Hacker News new | ask | show | jobs
by largbae 111 days ago
I think this article just speaks to the immaturity of our use of AI at this "moment."

Production grade systems might be written by agents running on filesystem skills, but the production systems themselves will run on consistent and scalable data structures.

Meanwhile the UI of AI agents will almost certainly evolve away from desktop computers and toward audio/visual interfaces. An agent might get more context from a zoom call with you, once tone and body language can be used to increase the bandwidth between you.

2 comments

I don't think written prompting will ever go away. Writing helps you organize your thoughts in a way that speaking, umm, ah, wait no, hang on, does not. Writing I can go back and change what I've already written before I hit send. Anybody who's prompted with speech for any length has been "wait no nevermind start over". So STT will get better, sure, it's already quite good. I just don't see text extry entirely going away because Human Intelligence (HI) just doesn't work in a way that speech would be the only interface.
Totally agree. Speech is powerful and it will always have its place. It will continue to evolve and become far more useful than it is today. But at its core, it remains a highly lossy medium compared with text, especially when it comes to expressing (and consuming expressions thereof) ideas. Even the best voice memo cannot rival a clear, well-structured email when it comes to explaining something even moderately complicated.
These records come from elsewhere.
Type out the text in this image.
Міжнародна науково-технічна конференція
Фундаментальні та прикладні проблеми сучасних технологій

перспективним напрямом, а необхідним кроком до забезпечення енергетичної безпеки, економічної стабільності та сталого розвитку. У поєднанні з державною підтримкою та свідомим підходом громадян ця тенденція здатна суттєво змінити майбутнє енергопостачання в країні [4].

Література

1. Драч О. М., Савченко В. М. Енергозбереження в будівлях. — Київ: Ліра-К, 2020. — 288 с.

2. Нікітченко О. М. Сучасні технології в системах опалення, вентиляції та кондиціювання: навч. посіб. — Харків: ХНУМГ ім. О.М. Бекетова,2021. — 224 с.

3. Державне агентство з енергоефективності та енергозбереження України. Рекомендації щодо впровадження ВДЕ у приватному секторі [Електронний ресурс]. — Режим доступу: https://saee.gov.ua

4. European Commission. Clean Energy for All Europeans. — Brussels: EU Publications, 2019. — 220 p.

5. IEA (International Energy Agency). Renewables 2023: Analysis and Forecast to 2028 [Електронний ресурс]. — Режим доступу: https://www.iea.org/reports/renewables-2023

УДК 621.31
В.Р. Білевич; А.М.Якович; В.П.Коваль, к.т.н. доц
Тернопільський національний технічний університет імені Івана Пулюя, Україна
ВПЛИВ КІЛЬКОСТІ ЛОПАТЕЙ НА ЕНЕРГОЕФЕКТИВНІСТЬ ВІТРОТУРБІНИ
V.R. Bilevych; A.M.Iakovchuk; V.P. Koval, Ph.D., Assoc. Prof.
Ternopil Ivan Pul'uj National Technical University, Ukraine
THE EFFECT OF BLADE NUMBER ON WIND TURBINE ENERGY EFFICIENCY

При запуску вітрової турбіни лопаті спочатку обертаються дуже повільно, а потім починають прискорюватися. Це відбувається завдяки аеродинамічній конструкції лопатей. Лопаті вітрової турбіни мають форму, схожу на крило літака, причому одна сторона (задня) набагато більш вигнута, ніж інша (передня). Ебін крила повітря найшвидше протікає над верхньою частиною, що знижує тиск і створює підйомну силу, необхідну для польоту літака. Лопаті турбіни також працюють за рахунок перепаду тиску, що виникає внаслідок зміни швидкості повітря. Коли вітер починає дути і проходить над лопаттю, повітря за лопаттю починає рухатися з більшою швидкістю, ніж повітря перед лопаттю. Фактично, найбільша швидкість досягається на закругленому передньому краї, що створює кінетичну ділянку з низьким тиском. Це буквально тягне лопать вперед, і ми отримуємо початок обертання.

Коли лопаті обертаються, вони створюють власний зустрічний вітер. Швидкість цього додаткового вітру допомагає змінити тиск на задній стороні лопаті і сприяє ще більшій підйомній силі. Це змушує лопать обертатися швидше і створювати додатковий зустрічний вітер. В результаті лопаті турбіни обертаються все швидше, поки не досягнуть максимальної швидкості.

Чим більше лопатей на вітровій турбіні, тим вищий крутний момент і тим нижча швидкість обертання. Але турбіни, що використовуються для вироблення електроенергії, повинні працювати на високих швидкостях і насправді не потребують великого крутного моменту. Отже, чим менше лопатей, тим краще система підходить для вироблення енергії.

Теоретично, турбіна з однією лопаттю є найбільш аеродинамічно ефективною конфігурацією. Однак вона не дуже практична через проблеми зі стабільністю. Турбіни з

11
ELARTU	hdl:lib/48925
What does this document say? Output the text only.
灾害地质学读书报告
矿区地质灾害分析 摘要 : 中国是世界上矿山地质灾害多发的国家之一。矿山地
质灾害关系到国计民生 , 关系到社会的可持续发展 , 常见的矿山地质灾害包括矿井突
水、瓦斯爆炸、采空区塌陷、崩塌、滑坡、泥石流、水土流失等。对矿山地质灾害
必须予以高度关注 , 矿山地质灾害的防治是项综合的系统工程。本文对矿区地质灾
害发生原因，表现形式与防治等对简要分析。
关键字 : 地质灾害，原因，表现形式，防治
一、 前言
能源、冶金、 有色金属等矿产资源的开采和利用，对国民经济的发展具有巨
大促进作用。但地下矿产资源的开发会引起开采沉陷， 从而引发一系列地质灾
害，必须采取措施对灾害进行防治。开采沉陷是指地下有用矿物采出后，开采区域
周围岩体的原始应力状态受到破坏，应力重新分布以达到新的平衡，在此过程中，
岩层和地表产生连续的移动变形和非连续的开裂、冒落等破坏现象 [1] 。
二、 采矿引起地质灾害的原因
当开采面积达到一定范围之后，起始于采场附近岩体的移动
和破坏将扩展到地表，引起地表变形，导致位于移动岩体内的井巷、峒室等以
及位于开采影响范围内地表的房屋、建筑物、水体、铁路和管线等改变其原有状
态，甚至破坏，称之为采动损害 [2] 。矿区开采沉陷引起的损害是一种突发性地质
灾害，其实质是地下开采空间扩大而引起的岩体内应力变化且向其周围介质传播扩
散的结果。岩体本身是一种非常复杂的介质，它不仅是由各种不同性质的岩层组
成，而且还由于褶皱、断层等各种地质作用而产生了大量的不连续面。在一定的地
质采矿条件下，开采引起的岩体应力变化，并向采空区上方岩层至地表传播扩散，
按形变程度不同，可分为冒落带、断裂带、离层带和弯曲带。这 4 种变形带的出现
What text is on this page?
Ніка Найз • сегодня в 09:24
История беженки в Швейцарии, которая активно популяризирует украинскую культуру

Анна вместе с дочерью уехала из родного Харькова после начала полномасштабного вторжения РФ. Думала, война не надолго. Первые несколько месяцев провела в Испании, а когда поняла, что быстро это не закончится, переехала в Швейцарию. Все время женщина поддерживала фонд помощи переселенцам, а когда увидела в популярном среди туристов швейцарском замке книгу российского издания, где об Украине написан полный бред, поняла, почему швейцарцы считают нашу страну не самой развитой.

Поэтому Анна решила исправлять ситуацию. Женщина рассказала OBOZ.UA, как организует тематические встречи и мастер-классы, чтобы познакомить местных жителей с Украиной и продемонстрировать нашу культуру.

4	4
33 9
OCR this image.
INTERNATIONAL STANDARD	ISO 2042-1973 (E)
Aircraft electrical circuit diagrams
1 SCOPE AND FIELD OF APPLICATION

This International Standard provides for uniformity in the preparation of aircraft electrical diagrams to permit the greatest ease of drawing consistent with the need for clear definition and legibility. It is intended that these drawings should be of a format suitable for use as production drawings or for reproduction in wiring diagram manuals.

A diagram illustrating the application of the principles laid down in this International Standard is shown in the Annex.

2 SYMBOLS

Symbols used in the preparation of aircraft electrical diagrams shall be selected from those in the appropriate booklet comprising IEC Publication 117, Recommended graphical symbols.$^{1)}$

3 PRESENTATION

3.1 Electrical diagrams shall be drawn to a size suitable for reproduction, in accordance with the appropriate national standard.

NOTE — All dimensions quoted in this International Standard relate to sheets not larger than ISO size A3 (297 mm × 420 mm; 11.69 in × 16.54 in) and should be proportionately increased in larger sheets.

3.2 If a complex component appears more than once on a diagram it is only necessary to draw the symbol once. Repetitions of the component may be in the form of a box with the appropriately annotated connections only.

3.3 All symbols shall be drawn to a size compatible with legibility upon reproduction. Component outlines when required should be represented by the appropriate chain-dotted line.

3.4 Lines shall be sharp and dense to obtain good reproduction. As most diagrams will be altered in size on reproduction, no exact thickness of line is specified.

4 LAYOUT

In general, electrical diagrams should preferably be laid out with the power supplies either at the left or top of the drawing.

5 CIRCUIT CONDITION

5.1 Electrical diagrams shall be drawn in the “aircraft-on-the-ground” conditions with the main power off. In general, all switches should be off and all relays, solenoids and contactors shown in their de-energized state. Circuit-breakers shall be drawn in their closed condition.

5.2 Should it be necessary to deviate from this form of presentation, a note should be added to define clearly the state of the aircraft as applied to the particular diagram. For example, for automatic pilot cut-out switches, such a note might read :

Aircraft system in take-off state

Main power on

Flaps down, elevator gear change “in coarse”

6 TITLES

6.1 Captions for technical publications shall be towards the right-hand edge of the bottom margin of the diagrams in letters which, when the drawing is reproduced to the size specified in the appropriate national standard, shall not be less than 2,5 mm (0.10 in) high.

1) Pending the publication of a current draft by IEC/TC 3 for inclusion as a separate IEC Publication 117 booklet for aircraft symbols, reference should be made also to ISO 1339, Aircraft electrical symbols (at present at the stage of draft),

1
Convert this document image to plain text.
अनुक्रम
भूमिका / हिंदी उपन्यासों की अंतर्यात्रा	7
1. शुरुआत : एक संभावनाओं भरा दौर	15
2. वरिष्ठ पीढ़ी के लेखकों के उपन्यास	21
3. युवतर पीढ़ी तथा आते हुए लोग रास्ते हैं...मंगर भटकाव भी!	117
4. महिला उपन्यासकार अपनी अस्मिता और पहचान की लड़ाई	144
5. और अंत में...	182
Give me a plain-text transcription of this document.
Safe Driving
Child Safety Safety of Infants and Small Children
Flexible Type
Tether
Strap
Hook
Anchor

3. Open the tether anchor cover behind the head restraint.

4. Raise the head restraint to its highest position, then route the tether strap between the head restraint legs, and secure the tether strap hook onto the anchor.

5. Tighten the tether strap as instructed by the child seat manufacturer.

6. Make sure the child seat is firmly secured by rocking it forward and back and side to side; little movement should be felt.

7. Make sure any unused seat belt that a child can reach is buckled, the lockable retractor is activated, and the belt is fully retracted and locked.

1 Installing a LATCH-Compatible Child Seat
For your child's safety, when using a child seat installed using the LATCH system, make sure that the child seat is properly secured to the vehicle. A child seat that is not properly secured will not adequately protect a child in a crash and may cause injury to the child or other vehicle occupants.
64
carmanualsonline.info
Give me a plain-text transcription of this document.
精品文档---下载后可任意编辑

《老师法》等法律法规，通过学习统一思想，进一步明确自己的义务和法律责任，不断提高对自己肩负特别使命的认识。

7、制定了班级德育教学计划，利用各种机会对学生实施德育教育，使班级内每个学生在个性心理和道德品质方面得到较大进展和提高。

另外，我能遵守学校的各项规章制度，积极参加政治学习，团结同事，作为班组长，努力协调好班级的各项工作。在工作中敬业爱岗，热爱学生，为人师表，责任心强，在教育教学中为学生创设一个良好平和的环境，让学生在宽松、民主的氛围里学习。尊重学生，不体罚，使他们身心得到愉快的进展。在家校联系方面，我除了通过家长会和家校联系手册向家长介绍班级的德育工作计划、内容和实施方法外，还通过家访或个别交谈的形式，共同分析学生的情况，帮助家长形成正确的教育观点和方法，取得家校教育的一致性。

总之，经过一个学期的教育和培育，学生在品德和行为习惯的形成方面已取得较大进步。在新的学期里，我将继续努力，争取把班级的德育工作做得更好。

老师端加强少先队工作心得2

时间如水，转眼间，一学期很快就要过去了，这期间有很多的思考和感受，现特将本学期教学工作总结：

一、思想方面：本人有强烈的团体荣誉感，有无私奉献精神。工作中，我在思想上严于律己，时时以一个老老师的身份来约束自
Voice assistants, AI pins, and whatever other speech-based interfaces they come up with next will always be "nice to have", but I don't think anybody should be throwing away their keyboards anytime soon. We may have transformed how we make computers work for us, yet the ways we interact with them are much harder to revolutionize, because they are grounded in the physical, neurological, and habitual constraints of human existence. All of which is to say, when I look at the future, I still see a lot of typing.

https://www.youtube.com/watch?v=GH9-EmgtABw

Saw this video recently, by an AI company working to get contextual cues from tone and body language. I think they're converting it to text and feeding it into a LLM, so not natively multimodal, but I still thought it was really cool.